Saat saya datangi pun tidak saya temui adanya juru kunci yang menunggu tempat ini, hanya ada seperangkat alat pembersih dan pagar kecil dalam keadaan terkunci saja. Saat saya melongok dan mengambil gambar disana, saya cukup kebingungan untuk mendapatkan informasi.



Tiba- tiba seorang ibu yang sudah berumur menegur saya, menanyakan apa yang saya ingin ketahui. "Eta ngarana Mbah Congkrang, jang" tuturnya dalam bahasa Sunda, yang berarti, "itu namanya Mbah Congkrang,nak". Saat saya hampiri dan ajak bicara lebih jauh lagi, ternyata sang ibu pun tidak mengetahui terlalu banyak tentang tenmpat ini. Akan tetapi sang Ibu malah mengisahkan tentang tempat dimana pasar ini berada. Pasar Bale Kambang namanya. Dan dahulunya dipercaya merupakan suatu kolam dan terdapat bale-bale dimana dahulunya merupakan tempat raja-raja Padjajaran untuk duduk-duduk dan menerima tamu.
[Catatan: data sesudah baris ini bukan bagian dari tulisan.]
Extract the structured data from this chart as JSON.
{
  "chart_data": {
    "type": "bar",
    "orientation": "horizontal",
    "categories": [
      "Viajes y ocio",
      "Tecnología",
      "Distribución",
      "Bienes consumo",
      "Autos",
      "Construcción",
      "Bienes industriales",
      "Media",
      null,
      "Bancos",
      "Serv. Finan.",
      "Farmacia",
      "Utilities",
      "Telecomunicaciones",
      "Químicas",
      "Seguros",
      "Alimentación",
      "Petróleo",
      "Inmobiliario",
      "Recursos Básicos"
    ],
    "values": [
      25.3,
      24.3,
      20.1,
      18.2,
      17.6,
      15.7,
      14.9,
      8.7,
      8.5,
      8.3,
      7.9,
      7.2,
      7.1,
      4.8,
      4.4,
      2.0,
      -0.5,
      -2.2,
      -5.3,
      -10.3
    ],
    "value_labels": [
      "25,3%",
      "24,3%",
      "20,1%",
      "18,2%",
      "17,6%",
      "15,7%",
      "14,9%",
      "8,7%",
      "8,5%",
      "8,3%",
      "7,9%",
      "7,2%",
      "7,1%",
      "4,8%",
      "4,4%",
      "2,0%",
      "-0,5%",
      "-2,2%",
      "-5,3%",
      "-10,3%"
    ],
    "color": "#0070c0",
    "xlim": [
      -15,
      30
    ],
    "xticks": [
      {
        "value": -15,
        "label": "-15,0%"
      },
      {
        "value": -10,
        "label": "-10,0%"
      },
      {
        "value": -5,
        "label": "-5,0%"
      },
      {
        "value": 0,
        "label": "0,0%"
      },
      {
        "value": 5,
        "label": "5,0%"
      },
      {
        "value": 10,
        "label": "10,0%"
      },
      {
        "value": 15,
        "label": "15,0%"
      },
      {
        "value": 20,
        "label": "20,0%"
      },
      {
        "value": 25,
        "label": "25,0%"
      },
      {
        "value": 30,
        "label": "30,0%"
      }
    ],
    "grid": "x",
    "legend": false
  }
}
Suatu kebetulan yang sangat menyenangkan bagi saya, terlepas benar-tidaknya informasi yang saya peroleh ini, saya telah mendapatkan informasi yang memperkaya wawasan saya terhadap lokasi ini. Dan bila disinilah tempat raja menerima tamu, tentunya kraton Padjajaran pun tidak jauh letaknya dari tempat ini. Hmmmm...suatu teori baru yang cukup menari bagi saya untuk dilain hari menyusuri tempat ini secara lebih mendalam.